Art. 1.262 – Aplia-se à usucapião das coisas móveis o disposto nos arts. 1.243 e 1.244.
Lei 10.406/2002 – Acesso em 02/03/2026
O Artigo 1.262 do Código Civil de 2002 estabelece uma importante remissão normativa, determinando que se apliquem à usucapião de coisas móveis as disposições contidas nos artigos 1.243 e 1.244 do mesmo diploma legal. Essa remissão é crucial para a compreensão do instituto, pois preenche lacunas e uniformiza a interpretação de requisitos essenciais, ainda que com as devidas adaptações à natureza do bem. A usucapião, em sua essência, é um modo originário de aquisição da propriedade pela posse prolongada, e sua aplicação a bens móveis possui particularidades que merecem atenção.
A principal implicação prática do Art. 1.262 é a extensão dos conceitos de acessio possessionis e sucessio possessionis, previstos no Art. 1.243, para a usucapião de bens móveis. Isso significa que o possuidor atual pode computar o tempo de posse de seus antecessores, desde que as posses sejam contínuas e pacíficas, e que haja um título que as una. Da mesma forma, a regra do Art. 1.244, que impede a contagem do tempo de posse enquanto pender contra o possuidor ação possessória ou petitória, também se aplica, reforçando o caráter pacífico e ininterrupto da posse como requisito fundamental. A doutrina majoritária entende que essa extensão é plenamente compatível com a finalidade da usucapião, que é a pacificação social e a consolidação de situações fáticas.

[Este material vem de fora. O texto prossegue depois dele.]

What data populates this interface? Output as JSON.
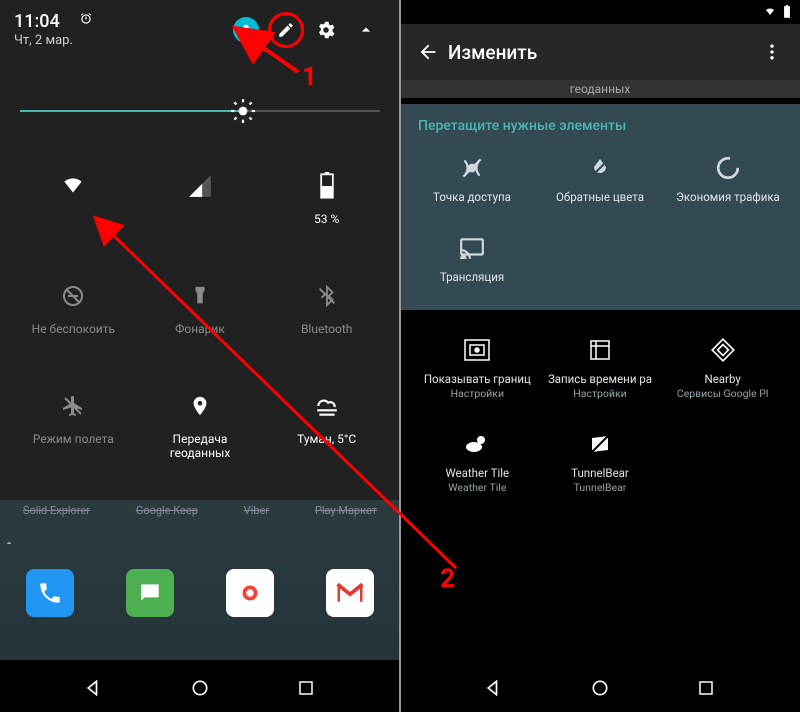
{
  "left": {
    "time": "11:04",
    "date": "Чт, 2 мар.",
    "battery_pct": "53 %",
    "tiles": [
      {
        "label": "",
        "active": true,
        "icon": "wifi"
      },
      {
        "label": "",
        "active": true,
        "icon": "signal"
      },
      {
        "label": "53 %",
        "active": true,
        "icon": "battery"
      },
      {
        "label": "Не беспокоить",
        "active": false,
        "icon": "dnd"
      },
      {
        "label": "Фонарик",
        "active": false,
        "icon": "flashlight"
      },
      {
        "label": "Bluetooth",
        "active": false,
        "icon": "bluetooth"
      },
      {
        "label": "Режим полета",
        "active": false,
        "icon": "airplane"
      },
      {
        "label": "Передача геоданных",
        "active": true,
        "icon": "location"
      },
      {
        "label": "Туман, 5°C",
        "active": true,
        "icon": "weather"
      }
    ],
    "dock_labels": [
      "Solid Explorer",
      "Google Keep",
      "Viber",
      "Play Маркет"
    ]
  },
  "right": {
    "header_title": "Изменить",
    "geo_strip": "геоданных",
    "drag_title": "Перетащите нужные элементы",
    "available": [
      {
        "label": "Точка доступа",
        "icon": "hotspot"
      },
      {
        "label": "Обратные цвета",
        "icon": "invert"
      },
      {
        "label": "Экономия трафика",
        "icon": "datasaver"
      },
      {
        "label": "Трансляция",
        "icon": "cast"
      }
    ],
    "extra": [
      {
        "label": "Показывать границ",
        "sub": "Настройки",
        "icon": "bounds"
      },
      {
        "label": "Запись времени ра",
        "sub": "Настройки",
        "icon": "record"
      },
      {
        "label": "Nearby",
        "sub": "Сервисы Google Pl",
        "icon": "nearby"
      },
      {
        "label": "Weather Tile",
        "sub": "Weather Tile",
        "icon": "weather2"
      },
      {
        "label": "TunnelBear",
        "sub": "TunnelBear",
        "icon": "tunnelbear"
      }
    ]
  },
  "annotations": {
    "a1": "1",
    "a2": "2"
  }
}
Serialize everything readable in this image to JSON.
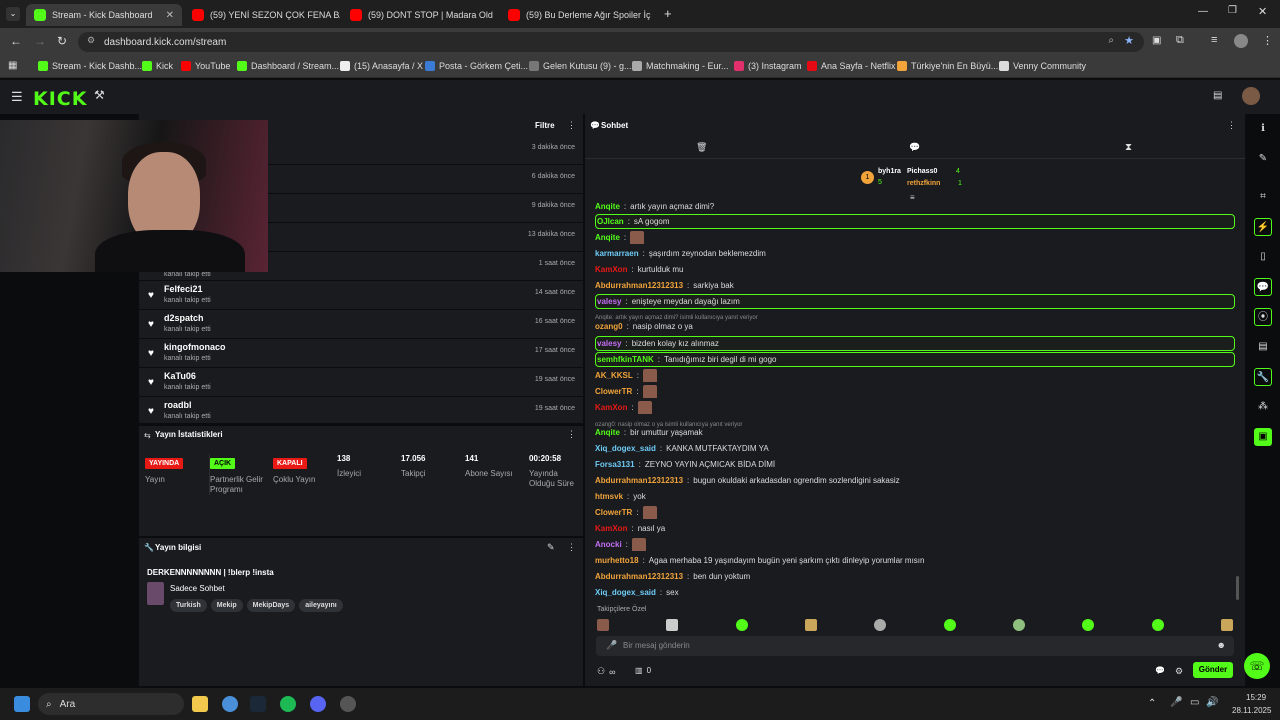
{
  "browser": {
    "tabs": [
      {
        "title": "Stream - Kick Dashboard",
        "color": "#53fc18"
      },
      {
        "title": "(59) YENİ SEZON ÇOK FENA BA",
        "color": "#ff0000"
      },
      {
        "title": "(59) DONT STOP | Madara Old",
        "color": "#ff0000"
      },
      {
        "title": "(59) Bu Derleme Ağır Spoiler İç",
        "color": "#ff0000"
      }
    ],
    "url": "dashboard.kick.com/stream",
    "bookmarks": [
      "Stream - Kick Dashb...",
      "Kick",
      "YouTube",
      "Dashboard / Stream...",
      "(15) Anasayfa / X",
      "Posta - Görkem Çeti...",
      "Gelen Kutusu (9) - g...",
      "Matchmaking - Eur...",
      "(3) Instagram",
      "Ana Sayfa - Netflix",
      "Türkiye'nin En Büyü...",
      "Venny Community"
    ]
  },
  "brand": {
    "logo": "KICK",
    "accent": "#53fc18"
  },
  "feed": {
    "filter_label": "Filtre",
    "rows": [
      {
        "name": "",
        "sub": "",
        "time": "3 dakika önce"
      },
      {
        "name": "",
        "sub": "",
        "time": "6 dakika önce"
      },
      {
        "name": "",
        "sub": "",
        "time": "9 dakika önce"
      },
      {
        "name": "",
        "sub": "",
        "time": "13 dakika önce"
      },
      {
        "name": "",
        "sub": "kanalı takip etti",
        "time": "1 saat önce"
      },
      {
        "name": "Felfeci21",
        "sub": "kanalı takip etti",
        "time": "14 saat önce"
      },
      {
        "name": "d2spatch",
        "sub": "kanalı takip etti",
        "time": "16 saat önce"
      },
      {
        "name": "kingofmonaco",
        "sub": "kanalı takip etti",
        "time": "17 saat önce"
      },
      {
        "name": "KaTu06",
        "sub": "kanalı takip etti",
        "time": "19 saat önce"
      },
      {
        "name": "roadbl",
        "sub": "kanalı takip etti",
        "time": "19 saat önce"
      }
    ]
  },
  "stats": {
    "title": "Yayın İstatistikleri",
    "items": [
      {
        "badge": "YAYINDA",
        "badge_color": "#e91916",
        "label": "Yayın"
      },
      {
        "badge": "AÇIK",
        "badge_color": "#53fc18",
        "label": "Partnerlik Gelir Programı"
      },
      {
        "badge": "KAPALI",
        "badge_color": "#e91916",
        "label": "Çoklu Yayın"
      },
      {
        "value": "138",
        "label": "İzleyici"
      },
      {
        "value": "17.056",
        "label": "Takipçi"
      },
      {
        "value": "141",
        "label": "Abone Sayısı"
      },
      {
        "value": "00:20:58",
        "label": "Yayında Olduğu Süre"
      }
    ]
  },
  "stream_info": {
    "title": "Yayın bilgisi",
    "stream_title": "DERKENNNNNNNN | !blerp !insta",
    "category": "Sadece Sohbet",
    "tags": [
      "Turkish",
      "Mekip",
      "MekipDays",
      "aileyayını"
    ]
  },
  "chat": {
    "title": "Sohbet",
    "leaderboard": [
      {
        "name": "byh1ra",
        "count": "5"
      },
      {
        "name": "Pichass0",
        "count": "4"
      },
      {
        "name": "rethzfkinn",
        "count": "1"
      }
    ],
    "messages": [
      {
        "user": "Anqite",
        "text": "artık yayın açmaz dimi?",
        "color": "#53fc18",
        "type": "msg"
      },
      {
        "user": "OJlcan",
        "text": "sA gogom",
        "color": "#53fc18",
        "type": "hl"
      },
      {
        "user": "Anqite",
        "text": "",
        "color": "#53fc18",
        "type": "emote"
      },
      {
        "user": "karmarraen",
        "text": "şaşırdım zeynodan beklemezdim",
        "color": "#6ecbf5",
        "type": "msg"
      },
      {
        "user": "KamXon",
        "text": "kurtulduk mu",
        "color": "#e91916",
        "type": "msg"
      },
      {
        "user": "Abdurrahman12312313",
        "text": "sarkiya bak",
        "color": "#f2a43a",
        "type": "msg"
      },
      {
        "user": "valesy",
        "text": "enişteye meydan dayağı lazım",
        "color": "#c46ef5",
        "type": "hl"
      },
      {
        "user": "",
        "text": "Anqite: artık yayın açmaz dimi? isimli kullanıcıya yanıt veriyor",
        "color": "#888",
        "type": "reply"
      },
      {
        "user": "ozang0",
        "text": "nasip olmaz o ya",
        "color": "#f2a43a",
        "type": "msg"
      },
      {
        "user": "valesy",
        "text": "bizden kolay kız alınmaz",
        "color": "#c46ef5",
        "type": "hl"
      },
      {
        "user": "semhfkinTANK",
        "text": "Tanıdığımız biri degil di mi gogo",
        "color": "#53fc18",
        "type": "hl"
      },
      {
        "user": "AK_KKSL",
        "text": "",
        "color": "#f2a43a",
        "type": "emote"
      },
      {
        "user": "ClowerTR",
        "text": "",
        "color": "#f2a43a",
        "type": "emote"
      },
      {
        "user": "KamXon",
        "text": "",
        "color": "#e91916",
        "type": "emote"
      },
      {
        "user": "",
        "text": "ozang0: nasip olmaz o ya isimli kullanıcıya yanıt veriyor",
        "color": "#888",
        "type": "reply"
      },
      {
        "user": "Anqite",
        "text": "bir umuttur yaşamak",
        "color": "#53fc18",
        "type": "msg"
      },
      {
        "user": "Xiq_dogex_said",
        "text": "KANKA MUTFAKTAYDIM YA",
        "color": "#6ecbf5",
        "type": "msg"
      },
      {
        "user": "Forsa3131",
        "text": "ZEYNO YAYIN AÇMICAK BİDA DİMİ",
        "color": "#6ecbf5",
        "type": "msg"
      },
      {
        "user": "Abdurrahman12312313",
        "text": "bugun okuldaki arkadasdan ogrendim sozlendigini sakasiz",
        "color": "#f2a43a",
        "type": "msg"
      },
      {
        "user": "htmsvk",
        "text": "yok",
        "color": "#f2a43a",
        "type": "msg"
      },
      {
        "user": "ClowerTR",
        "text": "",
        "color": "#f2a43a",
        "type": "emote"
      },
      {
        "user": "KamXon",
        "text": "nasıl ya",
        "color": "#e91916",
        "type": "msg"
      },
      {
        "user": "Anocki",
        "text": "",
        "color": "#c46ef5",
        "type": "emote"
      },
      {
        "user": "murhetto18",
        "text": "Agaa merhaba 19 yaşındayım bugün yeni şarkım çıktı dinleyip yorumlar mısın",
        "color": "#f2a43a",
        "type": "msg"
      },
      {
        "user": "Abdurrahman12312313",
        "text": "ben dun yoktum",
        "color": "#f2a43a",
        "type": "msg"
      },
      {
        "user": "Xiq_dogex_said",
        "text": "sex",
        "color": "#6ecbf5",
        "type": "msg"
      }
    ],
    "followers_only_label": "Takipçilere Özel",
    "input_placeholder": "Bir mesaj gönderin",
    "send_label": "Gönder",
    "points": "∞",
    "wallet": "0"
  },
  "taskbar": {
    "search_label": "Ara",
    "time": "15:29",
    "date": "28.11.2025"
  }
}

A aplicação desses dispositivos à usucapião de bens móveis gera discussões relevantes, especialmente quanto à prova da posse e à identificação do bem. Embora a usucapião de bens móveis seja mais célere (3 ou 5 anos, a depender da boa-fé e do justo título, conforme Arts. 1.260 e 1.261 do CC), a necessidade de comprovar a continuidade e a pacificidade da posse, bem como a inexistência de interrupção ou oposição, exige um rigor probatório. Conforme análises realizadas pelo sistema de inteligência artificial jurídica Redizz, que mapeia a legislação brasileira, a jurisprudência tem se consolidado no sentido de exigir elementos concretos que demonstrem a posse ad usucapionem, como notas fiscais, comprovantes de manutenção ou testemunhos, adaptando-se à natureza do bem móvel.
Para a advocacia, a compreensão do Art. 1.262 é vital na elaboração de teses defensivas ou propositivas em ações de usucapião de bens móveis, como veículos, joias ou obras de arte. A correta aplicação dos prazos e a demonstração dos requisitos de posse, com ou sem justo título e boa-fé, são determinantes para o sucesso da demanda. É fundamental que o profissional do direito esteja atento às nuances da prova da posse e à interpretação jurisprudencial sobre a continuidade e a pacificidade, adaptando-as à realidade dos bens móveis e suas particularidades.